De cabeça para baixo

Na série de TV Isabel, rainha de Castela, que o canal pago Globosat está exibindo diariamente, o navegador genovês Cristóforo Colombo tenta convencer Sua Majestade a financiar seu projeto de descobrir o caminho das Índias.

Ele mostra à rainha cartas de navegação fraudadas e falsificadas tentando convencê-la dos fundamentos infalíveis de seu projeto, e aparece com um globo terrestre na mão, para comprovar que a Terra era redonda e que através do Atlântico chegaria ao seu destino.

O projeto de Colombo era recolher o ouro e a riqueza de terras ainda não conquistadas, mas para ganhar a simpatia da rainha católica foi aconselhado a enfatizar que sua missão principal era a de espalhar a fé cristã por terras desconhecidas. A rainha aprovou a história da fé, mas por via das dúvidas não esqueceu de perguntar se aquela missão iria também ajudar “as arcas do Reino”.

Andando com aquele globo na mão, na época em que ainda se acreditava que a terra era plana, a rainha de Castela se perguntava, olhando para a parte de baixo do globo, como é que as pessoas que estavam lá conseguiam andar de cabeça para baixo e não caiam no espaço infinito.

Quem, quando criança, em algum momento, não teve essa dúvida maluca?

Há mais de 500 anos existiram Isabel e Fernando, reis de Castela e Aragão o navegador genovês Cristóvão Colombo, e a América foi descoberta.

Há ou não há um leve e melancólico tom de ridículo envolvendo essa metáfora do mundo de cabeça para baixo que intrigava Isabel de Castela?

A América, historicamente jovem, tem um quê de patafísico (a ciência das soluções imaginárias), um quê de surrealismo (no sentido que lhe dava André Breton, seu idealizador, como uma espécie de expressão do sonho, do instinto e do desejo, deliberadamente incoerente) e um quê do realismo fantástico (elementos mágicos ou fantásticos tratados como normais na narrativa).

Na Macondo venezuelana, o povo foi chamado a dizer nas urnas o que pensa do bolivarianismo de pajaritos, e tomou a Assembléia Nacional dos esbirros do patético Maduro por mais de 30% de votos de diferença. Problema nenhum nesse mundo de cabeça pra baixo. El señor governante resolveu a pendência salomonicamente: monte-se outra assembleia, essa inteirinha dele, e deixem de atrapalhar a marcha para o futuro. Como ninguém tinha pensado nisso antes?

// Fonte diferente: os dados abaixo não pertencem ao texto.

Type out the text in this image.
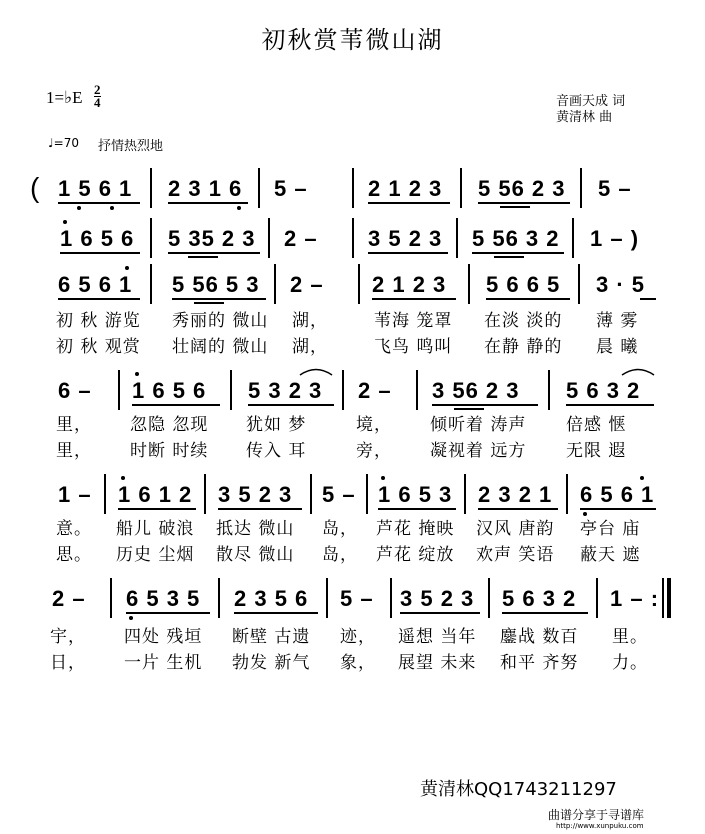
初秋赏苇微山湖
1=♭E 2
4	音画天成 词
黄清林 曲
♩=70 抒情热烈地
( 1 5 6 1 2 3 1 6 5 –	2 1 2 3 5 56 2 3 5 –
1 6 5 6 5 35 2 3 2 – 3 5 2 3 5 56 3 2 1 – )
6 5 6 1 5 56 5 3 2 – 2 1 2 3 5 6 6 5 3 · 5
初 秋 游览 秀丽的 微山 湖，	苇海 笼罩 在淡 淡的 薄 雾
初 秋 观赏 壮阔的 微山 湖，	飞鸟 鸣叫 在静 静的 晨 曦
6 – 1 6 5 6 5 3 2 3 2 – 3 56 2 3 5 6 3 2
里， 忽隐 忽现 犹如 梦	境， 倾听着 涛声 倍感 惬
里， 时断 时续 传入 耳	旁， 凝视着 远方 无限 遐
1 – 1 6 1 2 3 5 2 3 5 – 1 6 5 3 2 3 2 1 6 5 6 1
意。 船儿 破浪 抵达 微山 岛， 芦花 掩映 汉风 唐韵 亭台 庙
思。 历史 尘烟 散尽 微山 岛， 芦花 绽放 欢声 笑语 蔽天 遮
2 – 6 5 3 5 2 3 5 6 5 – 3 5 2 3 5 6 3 2 1 – :
宇， 四处 残垣 断壁 古遗 迹， 遥想 当年 鏖战 数百 里。
日， 一片 生机 勃发 新气 象， 展望 未来 和平 齐努 力。
黄清林QQ1743211297
曲谱分享于寻谱库
http://www.xunpuku.com
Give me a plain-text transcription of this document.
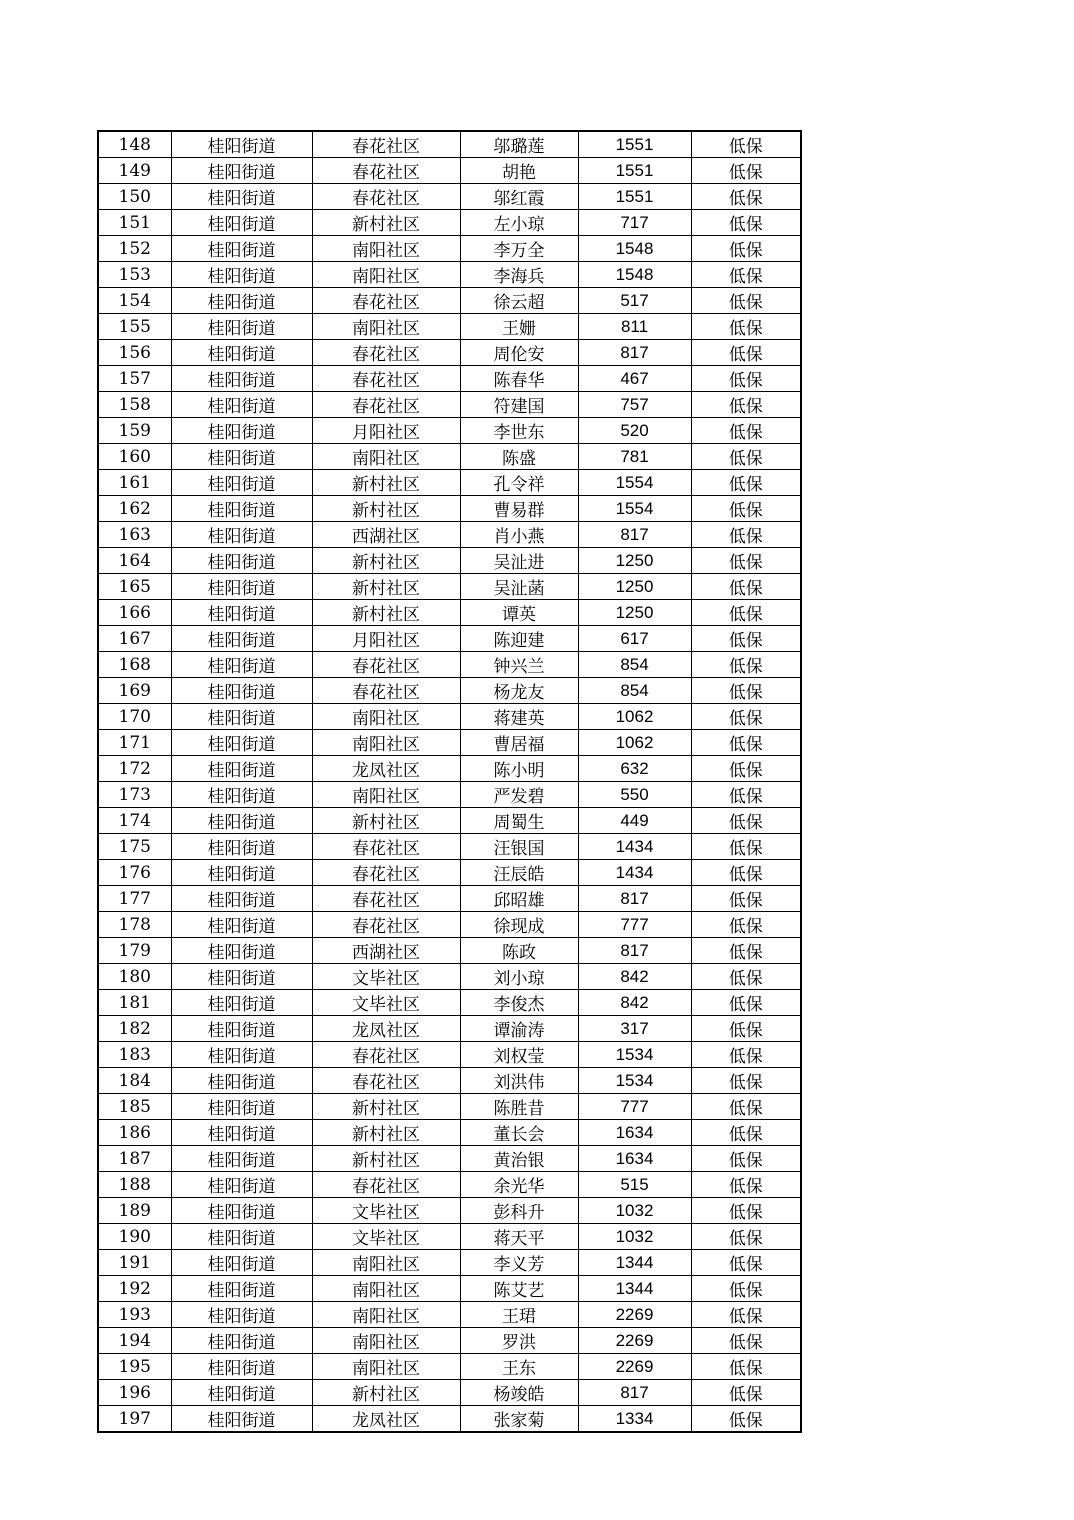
148	桂阳街道	春花社区	邬璐莲	1551	低保
149	桂阳街道	春花社区	胡艳	1551	低保
150	桂阳街道	春花社区	邬红霞	1551	低保
151	桂阳街道	新村社区	左小琼	717	低保
152	桂阳街道	南阳社区	李万全	1548	低保
153	桂阳街道	南阳社区	李海兵	1548	低保
154	桂阳街道	春花社区	徐云超	517	低保
155	桂阳街道	南阳社区	王姗	811	低保
156	桂阳街道	春花社区	周伦安	817	低保
157	桂阳街道	春花社区	陈春华	467	低保
158	桂阳街道	春花社区	符建国	757	低保
159	桂阳街道	月阳社区	李世东	520	低保
160	桂阳街道	南阳社区	陈盛	781	低保
161	桂阳街道	新村社区	孔令祥	1554	低保
162	桂阳街道	新村社区	曹易群	1554	低保
163	桂阳街道	西湖社区	肖小燕	817	低保
164	桂阳街道	新村社区	吴沚进	1250	低保
165	桂阳街道	新村社区	吴沚菡	1250	低保
166	桂阳街道	新村社区	谭英	1250	低保
167	桂阳街道	月阳社区	陈迎建	617	低保
168	桂阳街道	春花社区	钟兴兰	854	低保
169	桂阳街道	春花社区	杨龙友	854	低保
170	桂阳街道	南阳社区	蒋建英	1062	低保
171	桂阳街道	南阳社区	曹居福	1062	低保
172	桂阳街道	龙凤社区	陈小明	632	低保
173	桂阳街道	南阳社区	严发碧	550	低保
174	桂阳街道	新村社区	周蜀生	449	低保
175	桂阳街道	春花社区	汪银国	1434	低保
176	桂阳街道	春花社区	汪辰皓	1434	低保
177	桂阳街道	春花社区	邱昭雄	817	低保
178	桂阳街道	春花社区	徐现成	777	低保
179	桂阳街道	西湖社区	陈政	817	低保
180	桂阳街道	文毕社区	刘小琼	842	低保
181	桂阳街道	文毕社区	李俊杰	842	低保
182	桂阳街道	龙凤社区	谭渝涛	317	低保
183	桂阳街道	春花社区	刘权莹	1534	低保
184	桂阳街道	春花社区	刘洪伟	1534	低保
185	桂阳街道	新村社区	陈胜昔	777	低保
186	桂阳街道	新村社区	董长会	1634	低保
187	桂阳街道	新村社区	黄治银	1634	低保
188	桂阳街道	春花社区	余光华	515	低保
189	桂阳街道	文毕社区	彭科升	1032	低保
190	桂阳街道	文毕社区	蒋天平	1032	低保
191	桂阳街道	南阳社区	李义芳	1344	低保
192	桂阳街道	南阳社区	陈艾艺	1344	低保
193	桂阳街道	南阳社区	王珺	2269	低保
194	桂阳街道	南阳社区	罗洪	2269	低保
195	桂阳街道	南阳社区	王东	2269	低保
196	桂阳街道	新村社区	杨竣皓	817	低保
197	桂阳街道	龙凤社区	张家菊	1334	低保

No Brasil, uma obscura juíza de Direito do interior se achou investida de poderes divinos e suspendeu por 48 horas a comunicação via WhatsApp entre milhões de pessoas que usam o aplicativo como recreação ou instrumento de trabalho. A medida da onipotente de subúrbio foi revogada algumas horas depois, mas deixou sua marca para a história das iniquidades.

É neste pedaço de mundo também que aqueles que o polonês Czeslaw Milosz, Nobel de Literatura de 1980, chamava de “universo de sombras ambulantes”, tenta dar vida nova a velhos fantasmas que jazem no subconsciente, imaginando forjadores de rios de leite e mel onde só existem quadrilhas de aproveitadores vulgares.

No globo que o navegante genovês deu de presente a Isabel de Castela pode acontecer de tudo, mas as pessoas de cabeça para baixo não cairão e nem se perderão no espaço infinito. Como os juízes do Supremo decidiram ontem, sempre haverá quem esteja disposto a ajudar a lei da gravidade a manter cada coisa em seu lugar, mesmo que esse lugar seja o inferno.

Este artigo foi originalmente publicado no Blog do Noblat, em 18/12/2015. 

Um comentário para “De cabeça para baixo”

  1. O mundo representado pelo globo situa o inferno a partir do ponto de vista de cada um. A gravidade da lei está está exatamente na contraposição ao julgamento da obscura juíza de interior anda na exposição crônica de bom jornalista que situa o inferno a partir de seu ponto de vista. Cada um cumpre seu papel com ajuda da lei da gravidade. Até onde a política poderia interferir nas leis da física? Até onde poderíaemos situar o inferno e o céu?